Free as in freedom – Crusade for free software
By: Sam Williams
Ch. 1 - For want of a printer
This chapter is set as a historical novel of Richard Stallmans early days at MIT and explains the early days of hackers. At this time hackers where considered as people who manipulated programs to improve them and Stallman was one of them. The golden rule hackers as he explains it was to always help another out with programming in sharing the code they worked on. This was seen as a community of helping one another out.
The history continues on as Stallman encounters problems with the printer at work and sets of to find the code for it so that he could improve it. When he finally finds himself at the source of the code he needs at Xerox labs he is rejected it. At this point he starts to unravel the truth about how code is starting to gain value and that company’s are starting to harvest this knowledge and people for their private gain and locking it up.

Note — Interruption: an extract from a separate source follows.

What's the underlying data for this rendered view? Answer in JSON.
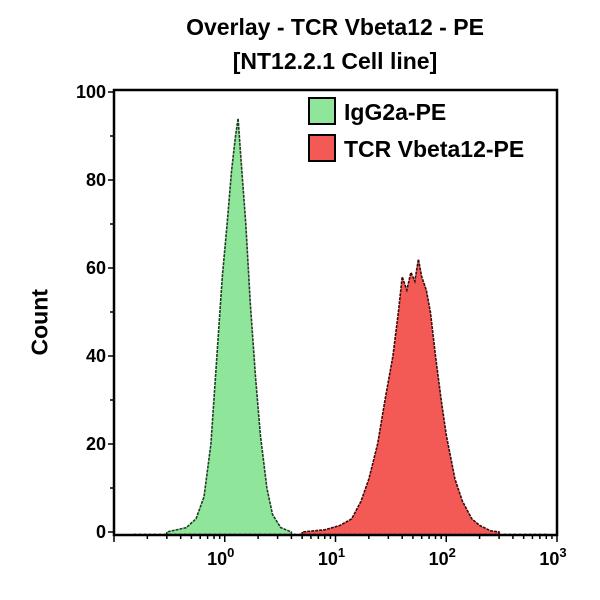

This can be seen as starting point of what nowadays is the economical software industry, and its counterpart the open source software which follow the ideology of the hackers.
Ch.2 – 2001: A hacker’s odyssey
The following up chapter takes place 20 years after the incidents at MIT and sums up what the open software community has accomplished until now (well until 2001). The chapter mainly focuses on a speech that Stallman had at the New York university computer-science department discussing the software industry. The main focus is on the GPL and how it works as insurance that software code is made into a communal ownership and copyrighted. This is meant to work as evolving copyright that follows the original source code in whatever it evolves into, thus reassuring that it could never fall into commercial lockup. Even if just a little bit of the source code is used it still falls under the same copyright protection.
I found these readings to be quite fun and interesting and gave me a better insight of the history of open source community. This book seems to be a very relaxed and skips out on the theoretical parts. Just read it if you want some historical facts and easy reading.